The Ministry for the Environment, Climate Change and Planning (MECP), together with the Environment and Resources Authority (ERA), is committed to continuing its work to restore, protect, and enhance biodiversity for the variety of life and the wellbeing of the local population. A healthy environment implies a rich biodiversity within it. In this respect, we are working on multiple fronts to ensure such protection by ongoing actions and projects to address the problem.

The Saving Our Blue campaign, which was launched by MECP last year, aims to further educate and encourage the public to stop littering and reduce waste generation. The main purpose is for the public to become proactive rather than reactive, by opting for alternative options to replace single-use plastic products. 

A clean-up at Pretty BayA clean-up at Pretty Bay

This year, the campaign is organising various clean-ups held throughout the summer period at Rinella Bay, Golden Bay, Pretty Bay and Għajn Tuffieħa Bay. During these clean ups, large volumes of cigarette butts are being collected, together with other waste, including single-use plastics and food wrappers, amongst others. This effort is building further on the work carried out last year as part of the same campaign, where 25kg of cigarette butts were collected from just five beaches. 

Similarly, ERA is addressing multiple measures affecting marine species and habitats, including an assessment of the conservation status of selected marine species, as well as monitoring of the impacts of selected matters, like marine litter and plastics on marine life. This is coupled with multiple underwater clean-ups and the funding and support that the Authority provides to non-governmental organisations to ensure the handling and rehabilitation of injured or stranded animals. These include, amongst others, turtles, whales and dolphins, as well as terrestrial species.

Another important measure is the launch of Rethink Plastic – Single-Use Plastic Products Strategy for Malta 2020-2030. The strategy is a framework acting as a driver, also intended to bring about a cultural and behavioural shift within society in terms of attitude toward single-use plastics (SUPs). It presents 23 main measures aimed at reducing SUP consumption and should be viewed as an opportunity that can set the path towards a plastic-free environment.
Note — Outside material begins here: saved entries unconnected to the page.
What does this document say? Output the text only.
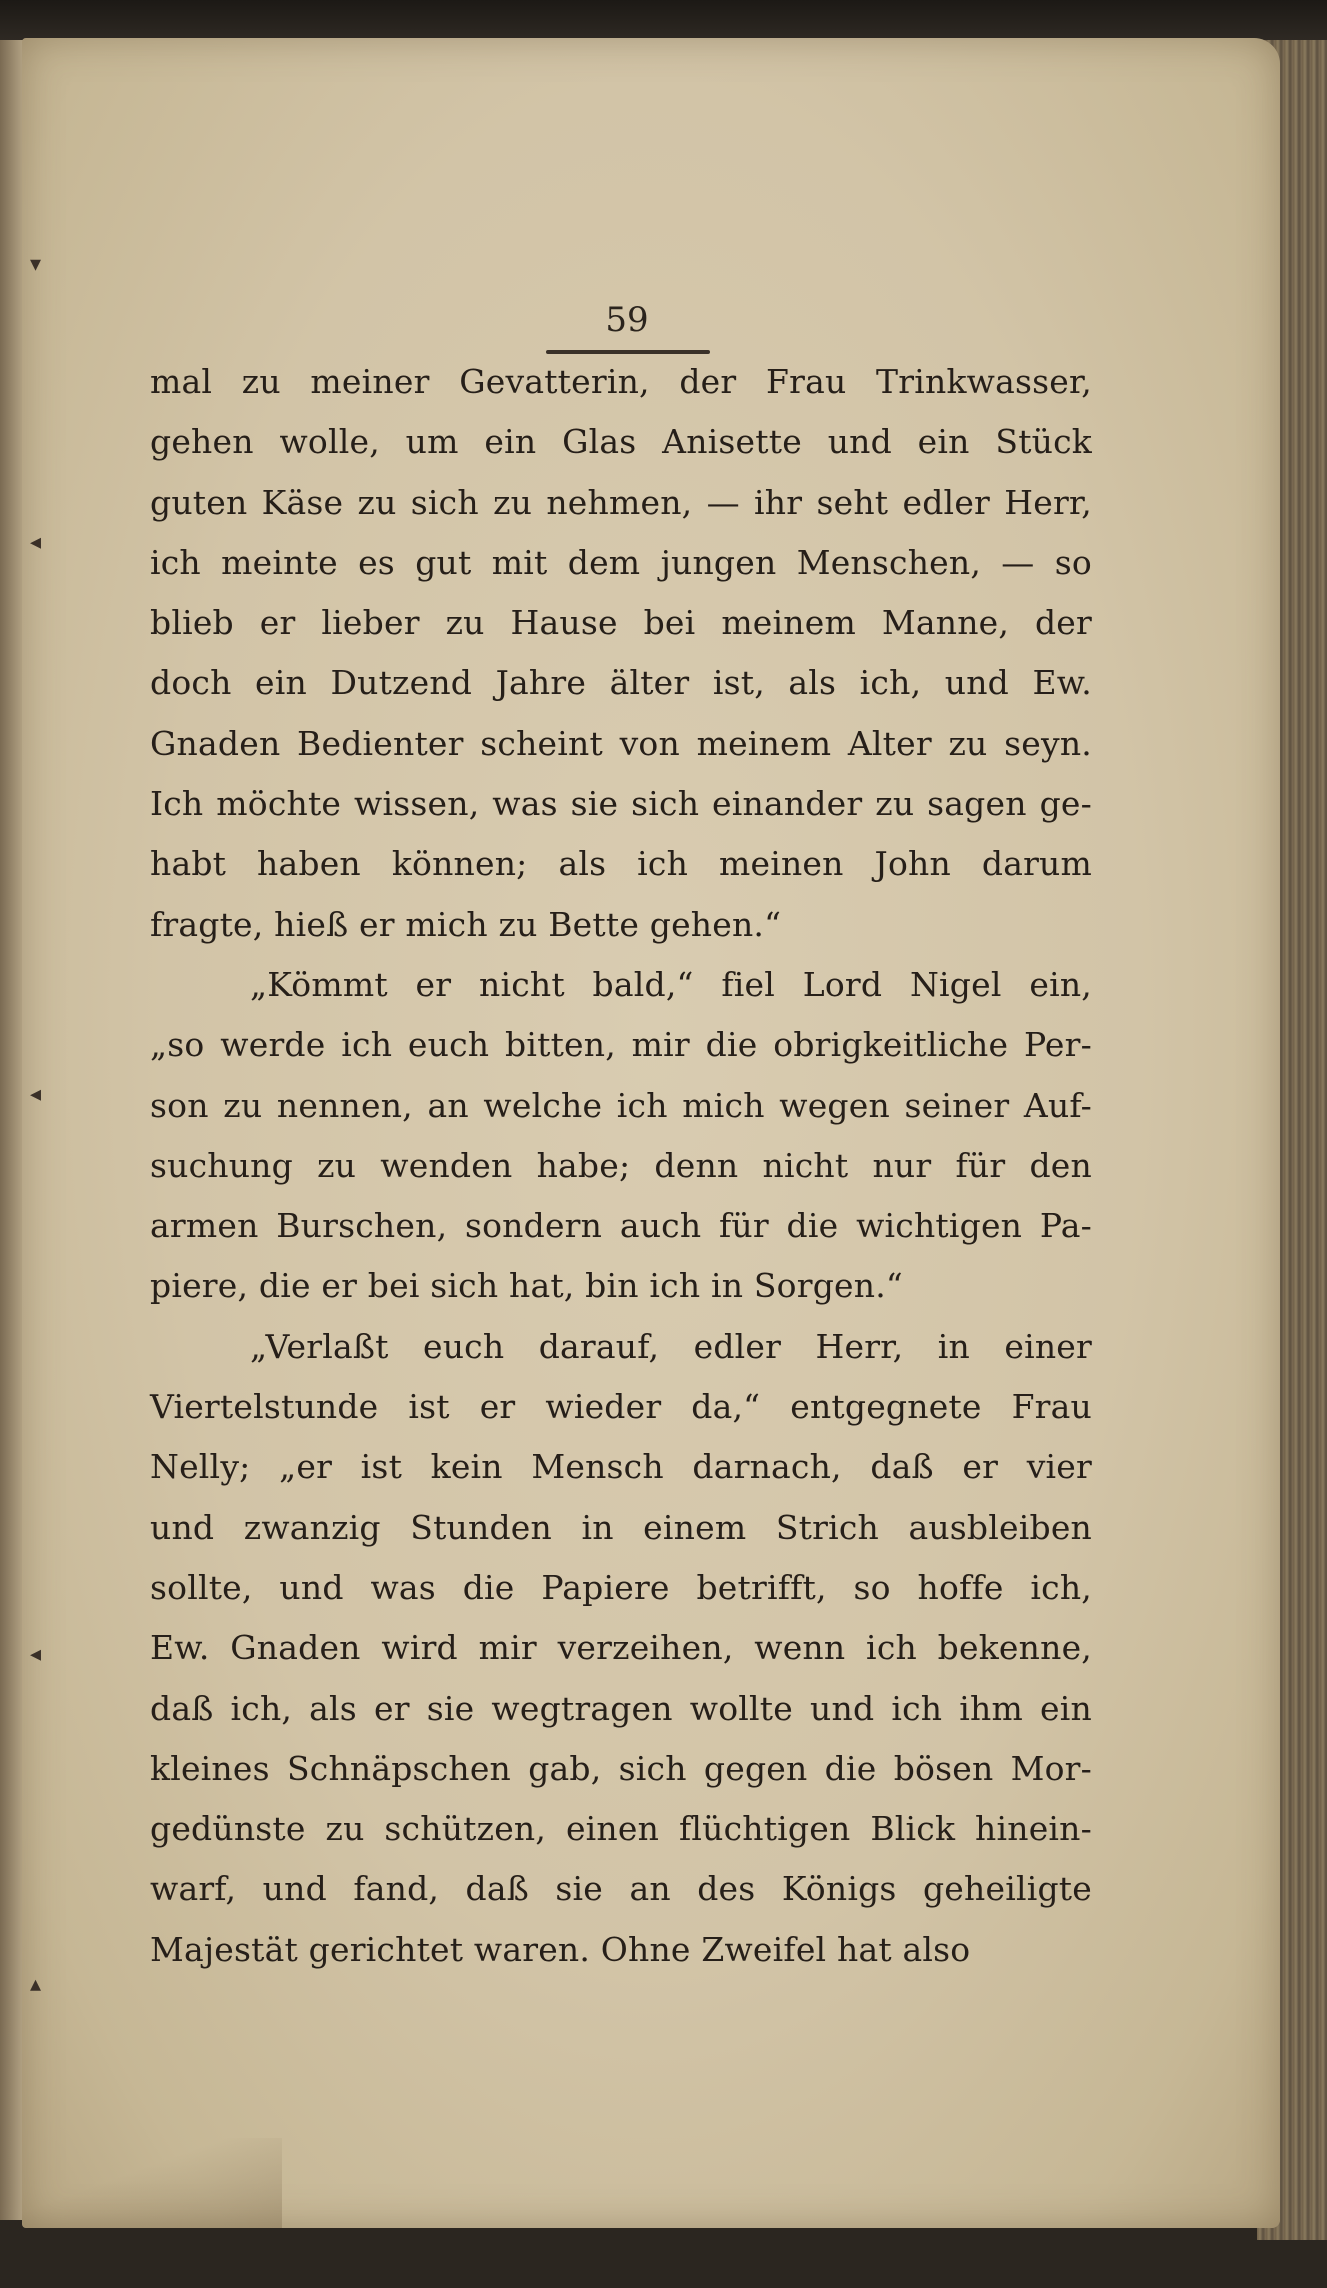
▾
◂
◂
◂
▴
59
mal zu meiner Gevatterin, der Frau Trinkwasser,
gehen wolle, um ein Glas Anisette und ein Stück
guten Käse zu sich zu nehmen, — ihr seht edler Herr,
ich meinte es gut mit dem jungen Menschen, — so
blieb er lieber zu Hause bei meinem Manne, der
doch ein Dutzend Jahre älter ist, als ich, und Ew.
Gnaden Bedienter scheint von meinem Alter zu seyn.
Ich möchte wissen, was sie sich einander zu sagen ge-
habt haben können; als ich meinen John darum
fragte, hieß er mich zu Bette gehen.“
„Kömmt er nicht bald,“ fiel Lord Nigel ein,
„so werde ich euch bitten, mir die obrigkeitliche Per-
son zu nennen, an welche ich mich wegen seiner Auf-
suchung zu wenden habe; denn nicht nur für den
armen Burschen, sondern auch für die wichtigen Pa-
piere, die er bei sich hat, bin ich in Sorgen.“
„Verlaßt euch darauf, edler Herr, in einer
Viertelstunde ist er wieder da,“ entgegnete Frau
Nelly; „er ist kein Mensch darnach, daß er vier
und zwanzig Stunden in einem Strich ausbleiben
sollte, und was die Papiere betrifft, so hoffe ich,
Ew. Gnaden wird mir verzeihen, wenn ich bekenne,
daß ich, als er sie wegtragen wollte und ich ihm ein
kleines Schnäpschen gab, sich gegen die bösen Mor-
gedünste zu schützen, einen flüchtigen Blick hinein-
warf, und fand, daß sie an des Königs geheiligte
Majestät gerichtet waren. Ohne Zweifel hat also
In addition to utilising outreach for policy development, MECP and ERA also participate in various events and initiatives to further bridge the knowledge gap on environmental themes. Presence is therefore strong during major yearly events, focusing on the themes at hand and conveying vital messages, like the importance of reducing plastic use, thus eliminating marine litter. 

Marine litter is harming our marine ecosystems. It is our common responsibility to be part of the solution and not the pollution, and to help keep litter out of our seas. It is up to us to make a change, and the time to act is now.